Special correspondent Irina Kravtsova tells the story of four cousins from Dagestan, abused in their households, who managed to escape from Russia

On 29 October, a group of four young women who happen to be cousins ran away from home and spent several months hiding. Upon their attempt to enter Georgia, Russian border guards had detained the young women and had kept them at the border checkpoint under false pretences until their relatives, who threatened the girls with murder, arrived. Ten hours later, thanks to the public exposure of their story and the help of human rights defenders, the young women managed to leave Russia at last.

The four used to suffer physical violence in the family; their relatives demanded “religious obedience” from them. The four also suffered female genital mutilation in childhood. They were considering a runaway for a long time and made their minds when one of the sisters found out she could be married off to her own cousin. The sisters waited until the youngest of the group turned 18 and, with the help of NC SOS, escaped Dagestan on 7 August.

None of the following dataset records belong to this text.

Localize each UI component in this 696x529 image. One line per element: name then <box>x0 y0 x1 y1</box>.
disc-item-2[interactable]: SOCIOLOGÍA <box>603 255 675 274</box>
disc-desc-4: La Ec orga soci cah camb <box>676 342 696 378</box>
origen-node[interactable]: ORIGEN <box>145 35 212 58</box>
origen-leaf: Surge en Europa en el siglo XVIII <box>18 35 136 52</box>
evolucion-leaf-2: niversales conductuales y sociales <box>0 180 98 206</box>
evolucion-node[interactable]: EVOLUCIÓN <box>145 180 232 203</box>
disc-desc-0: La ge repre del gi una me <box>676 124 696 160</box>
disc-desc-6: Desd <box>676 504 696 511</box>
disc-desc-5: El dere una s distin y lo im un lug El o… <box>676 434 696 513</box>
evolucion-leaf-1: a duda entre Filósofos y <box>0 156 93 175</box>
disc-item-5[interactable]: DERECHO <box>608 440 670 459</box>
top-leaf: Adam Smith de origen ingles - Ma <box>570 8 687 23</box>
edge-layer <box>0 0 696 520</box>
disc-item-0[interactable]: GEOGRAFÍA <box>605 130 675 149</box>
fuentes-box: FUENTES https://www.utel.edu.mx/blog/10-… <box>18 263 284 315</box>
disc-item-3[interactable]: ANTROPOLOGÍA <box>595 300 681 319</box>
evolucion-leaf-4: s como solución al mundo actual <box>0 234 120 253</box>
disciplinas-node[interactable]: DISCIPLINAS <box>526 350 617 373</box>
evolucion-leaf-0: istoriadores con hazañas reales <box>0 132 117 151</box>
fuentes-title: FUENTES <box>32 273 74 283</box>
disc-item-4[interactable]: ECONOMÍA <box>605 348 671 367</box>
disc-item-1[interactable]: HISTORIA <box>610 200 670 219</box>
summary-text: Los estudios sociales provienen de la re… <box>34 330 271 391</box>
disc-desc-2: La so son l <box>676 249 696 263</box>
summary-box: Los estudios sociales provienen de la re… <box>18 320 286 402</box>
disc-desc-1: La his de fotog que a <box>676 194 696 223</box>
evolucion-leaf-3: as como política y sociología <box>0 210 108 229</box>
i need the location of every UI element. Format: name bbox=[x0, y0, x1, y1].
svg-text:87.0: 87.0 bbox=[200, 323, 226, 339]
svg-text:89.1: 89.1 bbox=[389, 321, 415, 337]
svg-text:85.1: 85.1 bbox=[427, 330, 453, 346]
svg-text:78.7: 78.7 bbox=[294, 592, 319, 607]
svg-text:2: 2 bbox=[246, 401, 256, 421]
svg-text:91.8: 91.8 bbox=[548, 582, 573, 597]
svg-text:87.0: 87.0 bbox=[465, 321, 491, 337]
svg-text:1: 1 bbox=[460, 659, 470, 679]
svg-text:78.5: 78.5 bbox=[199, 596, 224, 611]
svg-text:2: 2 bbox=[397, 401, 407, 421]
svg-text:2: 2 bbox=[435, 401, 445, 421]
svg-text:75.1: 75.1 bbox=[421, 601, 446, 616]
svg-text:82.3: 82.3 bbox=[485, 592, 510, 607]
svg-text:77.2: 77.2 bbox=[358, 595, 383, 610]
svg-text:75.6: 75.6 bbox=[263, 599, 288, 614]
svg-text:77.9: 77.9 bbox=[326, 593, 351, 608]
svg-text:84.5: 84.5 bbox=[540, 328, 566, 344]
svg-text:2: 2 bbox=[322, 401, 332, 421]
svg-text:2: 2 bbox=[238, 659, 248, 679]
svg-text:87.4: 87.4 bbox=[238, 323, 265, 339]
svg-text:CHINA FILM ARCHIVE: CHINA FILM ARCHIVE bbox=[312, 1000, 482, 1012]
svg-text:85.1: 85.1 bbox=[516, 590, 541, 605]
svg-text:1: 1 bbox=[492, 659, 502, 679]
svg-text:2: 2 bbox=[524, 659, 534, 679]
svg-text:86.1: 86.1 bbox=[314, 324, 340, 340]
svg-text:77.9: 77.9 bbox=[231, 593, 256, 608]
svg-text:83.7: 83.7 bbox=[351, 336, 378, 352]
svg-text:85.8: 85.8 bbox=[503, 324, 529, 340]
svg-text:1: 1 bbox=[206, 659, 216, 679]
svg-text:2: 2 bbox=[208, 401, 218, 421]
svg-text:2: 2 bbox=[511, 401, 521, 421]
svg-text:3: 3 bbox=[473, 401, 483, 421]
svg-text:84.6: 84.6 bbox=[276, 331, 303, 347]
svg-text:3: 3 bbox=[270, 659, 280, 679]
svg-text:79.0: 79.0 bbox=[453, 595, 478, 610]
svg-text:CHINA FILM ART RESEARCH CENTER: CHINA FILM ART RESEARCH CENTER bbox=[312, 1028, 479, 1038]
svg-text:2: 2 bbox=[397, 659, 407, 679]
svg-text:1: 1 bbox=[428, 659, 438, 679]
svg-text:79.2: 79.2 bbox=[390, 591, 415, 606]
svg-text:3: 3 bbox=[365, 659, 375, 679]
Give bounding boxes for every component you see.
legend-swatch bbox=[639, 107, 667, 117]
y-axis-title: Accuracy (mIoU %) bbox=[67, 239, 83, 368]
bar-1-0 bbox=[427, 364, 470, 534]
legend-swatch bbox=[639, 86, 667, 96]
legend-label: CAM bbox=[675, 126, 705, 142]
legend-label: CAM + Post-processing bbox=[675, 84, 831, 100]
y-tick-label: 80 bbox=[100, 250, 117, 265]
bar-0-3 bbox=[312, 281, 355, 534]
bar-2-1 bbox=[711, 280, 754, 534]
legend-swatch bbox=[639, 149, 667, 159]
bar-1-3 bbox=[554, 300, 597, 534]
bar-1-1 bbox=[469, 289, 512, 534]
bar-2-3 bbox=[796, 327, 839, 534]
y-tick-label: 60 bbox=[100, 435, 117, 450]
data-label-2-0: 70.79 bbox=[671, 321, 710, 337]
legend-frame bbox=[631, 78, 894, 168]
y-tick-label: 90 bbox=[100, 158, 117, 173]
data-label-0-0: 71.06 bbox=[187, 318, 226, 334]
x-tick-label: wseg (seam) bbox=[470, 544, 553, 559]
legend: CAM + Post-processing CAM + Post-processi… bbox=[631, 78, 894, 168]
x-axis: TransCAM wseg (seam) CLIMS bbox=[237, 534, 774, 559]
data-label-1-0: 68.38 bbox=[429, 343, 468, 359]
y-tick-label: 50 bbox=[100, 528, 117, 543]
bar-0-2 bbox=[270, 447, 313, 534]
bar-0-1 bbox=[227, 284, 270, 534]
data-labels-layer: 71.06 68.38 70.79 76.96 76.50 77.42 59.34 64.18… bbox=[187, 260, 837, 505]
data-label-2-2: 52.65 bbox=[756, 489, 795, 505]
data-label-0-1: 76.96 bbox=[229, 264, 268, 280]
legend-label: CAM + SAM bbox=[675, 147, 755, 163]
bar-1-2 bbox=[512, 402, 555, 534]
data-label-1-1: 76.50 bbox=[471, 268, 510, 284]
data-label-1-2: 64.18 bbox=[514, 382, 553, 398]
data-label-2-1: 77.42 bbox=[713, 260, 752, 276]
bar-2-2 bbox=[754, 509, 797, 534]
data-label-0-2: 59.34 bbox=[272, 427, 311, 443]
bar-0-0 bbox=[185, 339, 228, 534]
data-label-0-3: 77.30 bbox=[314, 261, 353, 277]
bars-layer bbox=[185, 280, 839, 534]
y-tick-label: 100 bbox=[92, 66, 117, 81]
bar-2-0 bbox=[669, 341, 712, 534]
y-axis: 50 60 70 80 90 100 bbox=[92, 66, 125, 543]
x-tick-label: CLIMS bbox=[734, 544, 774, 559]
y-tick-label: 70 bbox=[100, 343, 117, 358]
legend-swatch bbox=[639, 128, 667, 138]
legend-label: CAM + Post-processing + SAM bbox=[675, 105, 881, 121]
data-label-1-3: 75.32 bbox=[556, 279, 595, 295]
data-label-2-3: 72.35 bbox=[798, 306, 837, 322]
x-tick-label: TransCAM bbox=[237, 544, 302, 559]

Later, the Muftiat of Dagestan published a statement by the chairman of the Kaspiysk imam council, which said that the escape of the girls was due to the influence of social networks. “Because of those phones, fathers lose their sons and mothers lose their daughters. We cannot keep track of our children, the growing youth, we do not understand what they do in those gadgets,” he said. The imam believes that the girls were “recruited on the Internet” and got inspired by the idea that they were “much higher than what they really are” and that they “should be free.”